Без Авербаха картина советского кино между первой и второй оттепелью была бы не только неполной, но решительно искаженной. По сути, после смерти Козинцева (1973), мастерскую которого он окончил, Авербах стал неформальным лидером «ленинградской школы», главным качеством которой было в ту пору скромное обаяние интеллигентности.
В отличие от «Мосфильма» с его столичным блеском, всемирно известными именами, крупнейшей в Европе производственной базой (включая собственный кавалерийский полк), «Ленфильм» если чем и мог гордиться, то своей провинциальностью. Но ведь быть в тени, в стороне от официозной коррумпированной элиты считалось в эпоху застоя хорошим тоном. Поскольку откровенным диссидентам делать в кино было нечего, его героями стали аутсайдеры, что в российских условиях означало принадлежность к вымирающему классу «истинных интеллигентов». Это они населяли фильмы Авербаха — обитатели пропахших книжной пылью питерских квартир; благородные старики, которых вечно бросали жены, дочери и внучки, подкидывая им на воспитание своих отпрысков; гордые учительницы, жившие в полной аскезе — с пустым холодильником и висящим над ним снимком Ахматовой. «Заботы о духовности» выражали, конечно, и другие режиссеры семидесятых годов: Рязанов в «итээровском» варианте, Михалков и Соловьев — в «псевдоклассическом», Тарковский — в «метафизическом». И только Авербах рассказал об интеллигентах так, как, вероятно, рассказали бы они сами.
Авербах, чьи первые ленты были несколько рассудочными, с годами развил в себе художественную эмоциональность, граничащую с истерикой. В отличие от некоторых своих героев и своих учеников, он не перешел этой грани. Но в его поздних фильмах нарастает ощущение клаустрофобии, а душевная неустроенность все более обнаруживает эротическую подоплеку. Пуританизм, диктуемый традицией и цензурой, давал непредусмотренный сбой: томление духа становилось очевидной метафорой неудовлетворенной плоти.

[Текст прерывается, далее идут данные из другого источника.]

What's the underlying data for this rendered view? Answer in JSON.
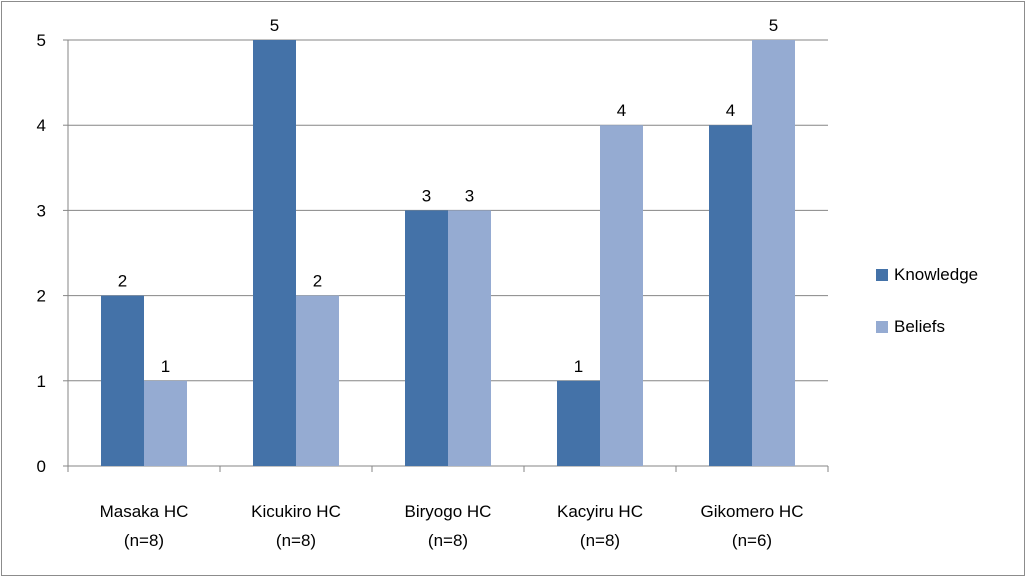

«Монолог» — наиболее гармоничное произведение режиссера. Показанный в Канне, этот фильм имел хорошую прессу. Особенно отмечали юную Неелову: ее героиню называли самой провокативной и неожиданной в советском кино после Вероники из калатозовских «Журавлей». Неожиданность и провокативность заключались в том, что героини Авербаха не были лишены эротических фрустраций. А в «Чужих письмах» плач по умирающей интеллигенции заглушался вполне фрейдистским мотивом влечения аскетичной учительницы к витальной беспородной ученице, которая никак не уразумеет, почему, собственно, эти адресованные другим письма нехорошо читать.
В художественном мире Авербаха был важен сюжет распавшегося времени. Времени, которое остановилось (или было остановлено) и прорастает сквозь толщу истории, сквозь вязь человеческих судеб. Это почти мистическое чувство чего-то застывшего и вместе с тем живого, пульсирующего было близко природе Авербаха. Русский еврей, он был сформирован северным «бергмановским» духом, атмосферой города-музея, породившего уже в наше время поэтов — от Бродского до Александра Кушнера.
Авербах, при всем его стоическом «протестантизме», тоже был поэтом, что особенно проявилось в картине «Объяснение в любви». Вместе с тем, это был шаг в сторону историко-психологического киноромана с элементами ностальгии и гротеска. Этот поворот должен был в итоге привести к экранизации «Белой гвардии» Булгакова.
Если бы Авербах остался жить, можно только гадать, какое бы место он занял в сегодняшнем кинематографе, в своем поколении, которое, испытав перестроечный шок, почти умолкло и теперь, подобно британской королеве, выполняет скорее ритуальную роль.
Плахов А. Он остался певцом вымирающего класса // КоммерсантЪ. 1994. 2 августа.